La pendule sonna minuit: c'était l'heure de se coucher. Aussi, après avoir fait une scrupuleuse visite de son appartement et s'être assuré que la porte de la salle à manger s'était refermée derrière lui, le prisonnier rentra-t-il dans sa chambre à coucher, se mit au lit, et, selon l'injonction qui lui en avait été faite, souffla scrupuleusement ses deux bougies.
Quoique le prisonnier reconnût la supériorité du lit dans lequel il était étendu sur tous les autres lits qu'il avait rencontrés depuis qu'il était en Sicile, il n'en resta pas moins parfaitement éveillé, soit que la singularité de sa position chassât le sommeil, soit qu'il s'attendît à quelque surprise nouvelle. En effet, au bout d'une demi-heure ou trois quarts d'heure à peu près, il lui sembla entendre le cri d'un panneau de boiserie qui glisse, puis un léger froissement comme serait celui d'une robe de soie, enfin de petits pas firent crier le parquet et s'approchèrent de son lit; mais à quelque distance les petits pas s'arrêtèrent, et tout rentra dans le silence.
Horace avait beaucoup entendu parler de revenants, de spectres et de fantômes, et avait toujours désiré en voir. C'était l'heure des évocations, il eut donc l'espoir que son désir était enfin exaucé. En conséquence il étendit le bras vers l'endroit où il avait entendu du bruit, et sa main; rencontra une main. Mais cette fois encore l'espérance de se trouver en contact avec un habitant de l'autre monde était déçue. Cette main petite, effilée et tremblante appartenait à un corps, et non à une ombre.
Heureusement le prisonnier était un de ces optimistes à caractère heureux, qui ne demandent jamais à la Providence plus qu'elle n'est en disposition de leur accorder. Il en résulta que le visiteur nocturne, quel qu'il fût, n'eut pas lieu de se plaindre de La réception qui lui fut faite.

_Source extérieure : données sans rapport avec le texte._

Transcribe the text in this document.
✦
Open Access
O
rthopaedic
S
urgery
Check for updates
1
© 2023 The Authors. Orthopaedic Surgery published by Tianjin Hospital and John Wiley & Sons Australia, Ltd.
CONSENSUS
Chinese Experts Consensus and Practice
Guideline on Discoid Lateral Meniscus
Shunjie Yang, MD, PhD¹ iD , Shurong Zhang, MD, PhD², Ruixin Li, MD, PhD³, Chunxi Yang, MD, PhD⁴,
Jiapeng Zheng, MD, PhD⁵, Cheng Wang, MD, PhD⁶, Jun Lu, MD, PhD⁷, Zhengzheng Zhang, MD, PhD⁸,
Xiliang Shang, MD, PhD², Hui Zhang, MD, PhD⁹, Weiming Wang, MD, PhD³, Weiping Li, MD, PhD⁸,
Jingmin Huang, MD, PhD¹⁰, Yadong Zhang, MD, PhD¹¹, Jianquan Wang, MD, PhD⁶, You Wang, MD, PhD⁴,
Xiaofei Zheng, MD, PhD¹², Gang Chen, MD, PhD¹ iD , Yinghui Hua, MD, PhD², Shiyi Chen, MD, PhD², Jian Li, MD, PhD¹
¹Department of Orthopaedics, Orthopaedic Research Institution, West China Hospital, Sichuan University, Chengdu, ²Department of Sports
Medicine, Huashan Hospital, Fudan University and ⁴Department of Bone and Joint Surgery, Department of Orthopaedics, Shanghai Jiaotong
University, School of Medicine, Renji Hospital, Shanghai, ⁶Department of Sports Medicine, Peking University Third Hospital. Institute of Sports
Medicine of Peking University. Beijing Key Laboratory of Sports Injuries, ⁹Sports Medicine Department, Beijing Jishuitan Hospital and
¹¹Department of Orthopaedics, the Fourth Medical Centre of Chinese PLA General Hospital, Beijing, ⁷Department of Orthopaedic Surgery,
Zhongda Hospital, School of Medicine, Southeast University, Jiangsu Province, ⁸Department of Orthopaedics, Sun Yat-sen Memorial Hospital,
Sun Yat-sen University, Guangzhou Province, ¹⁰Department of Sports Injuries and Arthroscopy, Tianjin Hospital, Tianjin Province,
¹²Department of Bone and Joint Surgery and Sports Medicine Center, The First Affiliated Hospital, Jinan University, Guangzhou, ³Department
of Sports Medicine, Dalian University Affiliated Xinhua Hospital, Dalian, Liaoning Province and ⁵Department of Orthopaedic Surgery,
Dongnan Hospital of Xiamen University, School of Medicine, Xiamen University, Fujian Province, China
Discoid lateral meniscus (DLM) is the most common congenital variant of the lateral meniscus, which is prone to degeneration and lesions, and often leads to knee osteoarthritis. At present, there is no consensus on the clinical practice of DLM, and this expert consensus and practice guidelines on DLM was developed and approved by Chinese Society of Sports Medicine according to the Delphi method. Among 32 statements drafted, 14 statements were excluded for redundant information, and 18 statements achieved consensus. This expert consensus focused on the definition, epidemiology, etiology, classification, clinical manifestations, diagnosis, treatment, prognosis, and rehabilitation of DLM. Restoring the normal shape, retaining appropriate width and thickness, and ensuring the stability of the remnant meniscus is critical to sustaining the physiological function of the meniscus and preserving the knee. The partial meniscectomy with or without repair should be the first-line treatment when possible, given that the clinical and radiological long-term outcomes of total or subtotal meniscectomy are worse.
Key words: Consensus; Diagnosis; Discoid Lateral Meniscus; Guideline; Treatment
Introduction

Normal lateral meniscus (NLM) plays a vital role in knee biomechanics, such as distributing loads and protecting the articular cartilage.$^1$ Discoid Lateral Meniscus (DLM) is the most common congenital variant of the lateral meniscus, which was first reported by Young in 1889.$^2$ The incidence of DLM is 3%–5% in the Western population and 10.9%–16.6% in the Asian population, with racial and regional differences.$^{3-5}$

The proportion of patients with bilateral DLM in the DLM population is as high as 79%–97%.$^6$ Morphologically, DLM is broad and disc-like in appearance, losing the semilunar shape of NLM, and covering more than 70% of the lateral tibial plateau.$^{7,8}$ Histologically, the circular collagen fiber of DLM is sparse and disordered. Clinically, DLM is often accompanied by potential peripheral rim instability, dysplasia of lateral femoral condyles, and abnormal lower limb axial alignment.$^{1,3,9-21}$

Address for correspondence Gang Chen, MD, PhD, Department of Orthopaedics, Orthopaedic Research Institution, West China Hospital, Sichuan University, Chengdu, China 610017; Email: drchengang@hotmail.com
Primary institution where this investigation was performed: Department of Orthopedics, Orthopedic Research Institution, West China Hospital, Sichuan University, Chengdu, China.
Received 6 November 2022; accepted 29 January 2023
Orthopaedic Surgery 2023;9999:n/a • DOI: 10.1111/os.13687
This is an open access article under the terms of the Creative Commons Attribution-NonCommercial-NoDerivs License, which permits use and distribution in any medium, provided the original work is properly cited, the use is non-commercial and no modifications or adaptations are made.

— En se réveillant Horace chercha autour de lui, mais il ne vit plus personne. Toute trace de visite avait disparu. Il lui sembla seulement qu'il s'était entendu dire, comme dans un rêve: — A demain.
Horace sauta en bas de son lit et courut à la fenêtre, qu'il ouvrit; elle donnait sur une cour fermée de hautes murailles par-dessus lesquelles il était impossible de voir: le prisonnier resta donc dans le doute s'il était à la ville ou à la campagne.
A onze heures la salle à manger s'ouvrit, et Horace retrouva son domestique masqué et son déjeuner tout servi. Tout en déjeunant, il voulut interroger le domestique; mais, en quelque langue que les questions fussent faites, anglais, français ou italien, le fidèle serviteur répondit son éternel Non capisco.
Les fenêtres de la salle à manger donnaient sur la même cour que celles de la chambre à coucher. Les murailles étaient partout de la même hauteur; il n'y avait donc rien de nouveau à apprendre de ce côté-là.
Pendant le déjeuner la chambre à coucher s'était trouvée refaite comme par une fée.